Transparency and explainability. Traditional credit scores are relatively transparent — you can understand why your score is what it is (missed payments, high utilisation, short credit history). AI models, particularly deep learning approaches, are often opaque. A borrower rejected based on AI scoring may have no way to understand or challenge the decision.

This isn’t just a fairness issue; it’s a practical one. If you don’t know why you were rejected, you can’t take steps to improve your creditworthiness. The feedback loop that makes traditional credit scoring self-correcting — pay bills on time, score improves — breaks down when the scoring criteria are unknowable.

Data privacy. Alternative credit scoring works because it ingests large amounts of personal data. Mobile phone metadata, app usage patterns, social media activity, and transaction histories reveal intimate details about a person’s life. Using this data for credit scoring raises questions about consent, purpose limitation, and data security.

India’s Digital Personal Data Protection Act provides a framework for data consent and usage, but enforcement is still developing. The line between “data the borrower knowingly shares” and “data that’s collected passively through app permissions” is fuzzy, and some fintechs have been criticised for collecting more data than borrowers realise they’re sharing.

Predatory lending enablement. AI scoring that makes instant credit decisioning possible also makes predatory lending easier. Several fintechs have faced RBI enforcement action for aggressive lending practices, excessive interest rates, and coercive recovery tactics — enabled partly by the same technology that makes inclusive lending possible.

What Good Regulation Looks Like

Balancing financial inclusion with consumer protection requires thoughtful regulation that neither stifles innovation nor ignores legitimate risks.

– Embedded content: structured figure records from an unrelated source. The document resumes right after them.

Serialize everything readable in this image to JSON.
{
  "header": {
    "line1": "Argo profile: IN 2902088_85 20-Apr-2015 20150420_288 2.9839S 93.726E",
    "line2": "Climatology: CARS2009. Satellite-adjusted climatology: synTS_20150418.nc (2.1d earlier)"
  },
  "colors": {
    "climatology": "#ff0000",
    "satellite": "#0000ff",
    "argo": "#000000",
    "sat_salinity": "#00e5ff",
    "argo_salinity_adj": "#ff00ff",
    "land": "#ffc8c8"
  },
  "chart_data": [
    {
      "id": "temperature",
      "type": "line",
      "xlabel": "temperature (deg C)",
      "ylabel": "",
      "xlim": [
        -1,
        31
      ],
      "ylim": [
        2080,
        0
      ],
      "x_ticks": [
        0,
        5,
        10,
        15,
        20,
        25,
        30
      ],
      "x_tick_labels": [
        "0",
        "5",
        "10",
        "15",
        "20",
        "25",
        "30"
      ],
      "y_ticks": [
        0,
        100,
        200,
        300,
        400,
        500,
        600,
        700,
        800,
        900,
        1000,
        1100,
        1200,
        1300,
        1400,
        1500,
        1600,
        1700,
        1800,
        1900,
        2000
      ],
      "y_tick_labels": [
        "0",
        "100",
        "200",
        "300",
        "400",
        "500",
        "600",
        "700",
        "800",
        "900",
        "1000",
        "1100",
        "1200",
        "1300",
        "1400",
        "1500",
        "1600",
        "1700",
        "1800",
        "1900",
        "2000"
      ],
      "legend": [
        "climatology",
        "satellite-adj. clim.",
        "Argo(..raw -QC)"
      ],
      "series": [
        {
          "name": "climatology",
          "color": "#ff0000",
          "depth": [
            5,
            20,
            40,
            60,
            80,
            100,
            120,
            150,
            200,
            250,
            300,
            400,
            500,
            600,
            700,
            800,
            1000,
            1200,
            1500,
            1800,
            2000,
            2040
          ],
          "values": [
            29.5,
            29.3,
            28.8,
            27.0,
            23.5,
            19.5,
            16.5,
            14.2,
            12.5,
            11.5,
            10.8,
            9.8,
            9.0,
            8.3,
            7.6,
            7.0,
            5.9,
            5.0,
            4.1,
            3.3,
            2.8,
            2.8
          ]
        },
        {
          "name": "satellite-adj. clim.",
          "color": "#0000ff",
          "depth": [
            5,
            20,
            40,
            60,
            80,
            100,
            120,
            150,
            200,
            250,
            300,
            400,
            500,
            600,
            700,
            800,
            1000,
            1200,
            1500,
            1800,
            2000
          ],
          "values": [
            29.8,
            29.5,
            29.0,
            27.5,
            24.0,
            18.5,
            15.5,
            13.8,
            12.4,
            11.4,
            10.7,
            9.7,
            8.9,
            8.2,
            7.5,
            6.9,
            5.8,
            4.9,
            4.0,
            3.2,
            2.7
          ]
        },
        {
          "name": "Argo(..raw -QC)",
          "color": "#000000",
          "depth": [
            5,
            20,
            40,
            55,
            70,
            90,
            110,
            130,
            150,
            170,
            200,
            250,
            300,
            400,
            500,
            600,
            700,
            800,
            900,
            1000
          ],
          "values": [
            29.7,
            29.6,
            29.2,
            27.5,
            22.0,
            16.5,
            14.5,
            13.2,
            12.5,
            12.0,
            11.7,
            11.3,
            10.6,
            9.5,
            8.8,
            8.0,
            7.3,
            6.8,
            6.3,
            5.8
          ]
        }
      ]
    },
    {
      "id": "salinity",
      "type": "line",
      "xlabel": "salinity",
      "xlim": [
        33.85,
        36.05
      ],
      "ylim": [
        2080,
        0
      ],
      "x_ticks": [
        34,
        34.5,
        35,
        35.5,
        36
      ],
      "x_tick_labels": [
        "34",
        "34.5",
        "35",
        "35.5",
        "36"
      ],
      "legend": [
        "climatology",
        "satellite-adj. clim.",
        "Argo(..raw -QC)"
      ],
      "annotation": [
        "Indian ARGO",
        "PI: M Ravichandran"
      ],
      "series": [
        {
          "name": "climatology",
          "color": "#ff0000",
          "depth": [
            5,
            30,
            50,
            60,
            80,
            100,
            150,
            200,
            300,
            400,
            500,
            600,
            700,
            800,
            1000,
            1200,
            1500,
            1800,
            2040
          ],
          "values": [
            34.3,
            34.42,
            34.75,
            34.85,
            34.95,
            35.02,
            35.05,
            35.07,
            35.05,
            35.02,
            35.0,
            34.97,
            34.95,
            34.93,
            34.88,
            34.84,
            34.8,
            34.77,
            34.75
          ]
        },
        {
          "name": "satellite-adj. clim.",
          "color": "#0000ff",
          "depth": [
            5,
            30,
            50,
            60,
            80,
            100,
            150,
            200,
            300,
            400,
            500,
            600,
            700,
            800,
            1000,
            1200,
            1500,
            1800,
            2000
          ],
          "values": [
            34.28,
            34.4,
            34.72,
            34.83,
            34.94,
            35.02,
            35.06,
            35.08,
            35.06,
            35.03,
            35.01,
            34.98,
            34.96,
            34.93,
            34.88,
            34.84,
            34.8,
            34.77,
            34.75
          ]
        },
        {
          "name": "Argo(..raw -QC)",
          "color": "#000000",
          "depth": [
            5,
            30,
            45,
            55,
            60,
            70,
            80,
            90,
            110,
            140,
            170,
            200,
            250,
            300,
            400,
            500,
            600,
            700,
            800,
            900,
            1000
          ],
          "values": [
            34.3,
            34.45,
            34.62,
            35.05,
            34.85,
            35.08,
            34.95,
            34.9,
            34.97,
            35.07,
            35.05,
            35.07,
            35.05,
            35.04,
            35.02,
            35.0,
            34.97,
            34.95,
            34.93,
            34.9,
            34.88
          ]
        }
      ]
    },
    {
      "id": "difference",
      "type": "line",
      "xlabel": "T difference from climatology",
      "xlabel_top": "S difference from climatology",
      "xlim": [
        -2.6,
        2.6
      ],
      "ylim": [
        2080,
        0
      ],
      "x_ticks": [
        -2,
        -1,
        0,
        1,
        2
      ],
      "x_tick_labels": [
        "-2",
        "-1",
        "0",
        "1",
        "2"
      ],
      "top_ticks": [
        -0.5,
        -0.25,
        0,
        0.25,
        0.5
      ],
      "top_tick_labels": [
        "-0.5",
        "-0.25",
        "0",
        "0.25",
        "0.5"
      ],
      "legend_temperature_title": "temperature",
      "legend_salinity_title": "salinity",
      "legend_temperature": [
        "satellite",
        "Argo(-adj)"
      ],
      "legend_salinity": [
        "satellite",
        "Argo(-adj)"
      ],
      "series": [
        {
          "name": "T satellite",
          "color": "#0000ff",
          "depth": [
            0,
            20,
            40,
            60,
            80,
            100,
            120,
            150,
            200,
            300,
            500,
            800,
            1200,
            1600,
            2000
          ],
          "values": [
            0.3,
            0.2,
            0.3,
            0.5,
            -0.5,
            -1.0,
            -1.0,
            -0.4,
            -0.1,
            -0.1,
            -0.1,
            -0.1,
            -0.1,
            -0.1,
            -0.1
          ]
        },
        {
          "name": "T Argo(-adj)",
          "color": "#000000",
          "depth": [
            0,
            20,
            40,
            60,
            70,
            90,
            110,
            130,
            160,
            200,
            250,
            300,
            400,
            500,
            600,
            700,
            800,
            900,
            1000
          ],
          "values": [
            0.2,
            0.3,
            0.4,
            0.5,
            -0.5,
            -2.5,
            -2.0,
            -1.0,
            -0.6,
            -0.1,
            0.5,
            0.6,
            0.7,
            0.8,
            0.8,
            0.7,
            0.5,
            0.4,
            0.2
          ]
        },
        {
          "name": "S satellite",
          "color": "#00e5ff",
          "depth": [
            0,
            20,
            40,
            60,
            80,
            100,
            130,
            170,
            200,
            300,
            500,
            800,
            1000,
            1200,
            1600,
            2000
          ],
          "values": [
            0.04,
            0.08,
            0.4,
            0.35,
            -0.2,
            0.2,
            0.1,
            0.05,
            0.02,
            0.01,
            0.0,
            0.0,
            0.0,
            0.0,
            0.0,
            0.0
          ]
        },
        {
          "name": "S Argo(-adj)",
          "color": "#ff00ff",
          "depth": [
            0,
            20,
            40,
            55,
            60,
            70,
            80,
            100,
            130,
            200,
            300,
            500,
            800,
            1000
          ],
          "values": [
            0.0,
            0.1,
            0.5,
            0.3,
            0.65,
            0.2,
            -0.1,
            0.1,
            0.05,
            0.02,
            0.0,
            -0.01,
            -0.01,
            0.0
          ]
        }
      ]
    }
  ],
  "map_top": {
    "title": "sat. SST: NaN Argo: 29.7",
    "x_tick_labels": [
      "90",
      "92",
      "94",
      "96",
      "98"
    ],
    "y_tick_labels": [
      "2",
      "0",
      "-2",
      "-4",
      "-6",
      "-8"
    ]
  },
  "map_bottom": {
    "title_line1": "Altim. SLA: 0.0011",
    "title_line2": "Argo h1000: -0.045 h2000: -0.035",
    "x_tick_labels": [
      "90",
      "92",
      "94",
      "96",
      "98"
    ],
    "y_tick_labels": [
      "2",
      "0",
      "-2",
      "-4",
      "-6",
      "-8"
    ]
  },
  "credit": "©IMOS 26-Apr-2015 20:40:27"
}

Mandatory bias auditing. Scoring models should be regularly audited for demographic bias by independent parties. Models that show discriminatory outcomes should be required to adjust their algorithms.

Right to explanation. Borrowers rejected based on AI scoring should receive a meaningful explanation of the key factors in the decision, similar to adverse action notices required in the US under the Fair Credit Reporting Act.

Data minimisation. Scoring models should be restricted to data that’s demonstrably relevant to creditworthiness. Mobile phone model, social media connections, and contact list data — which some models use — are correlative rather than causal indicators and raise privacy concerns disproportionate to their predictive value.

Interest rate caps for algorithmically originated loans. Where AI scoring enables rapid, unsupervised lending to vulnerable borrowers, interest rate caps prevent the technology from facilitating exploitation. The RBI’s existing usury guidelines apply, but enforcement has been inconsistent.

The Path Forward

AI credit scoring is not going away — it’s too useful for financial inclusion to be abandoned, and the technology is improving rapidly. The question is whether India can build a regulatory framework that captures the benefits while managing the risks.

The answer requires collaboration between regulators, technology companies, banks, and consumer advocates. The RBI’s approach so far — cautious but not prohibitive — is appropriate for a technology that’s still evolving. But as AI scoring matures and affects more lives, the regulatory framework needs to mature with it.

For borrowers, the practical advice is straightforward: maintain regular digital payment patterns, keep your bank account active, and be thoughtful about what data you share with fintech apps. Your digital footprint is increasingly your credit profile, whether you realise it or not.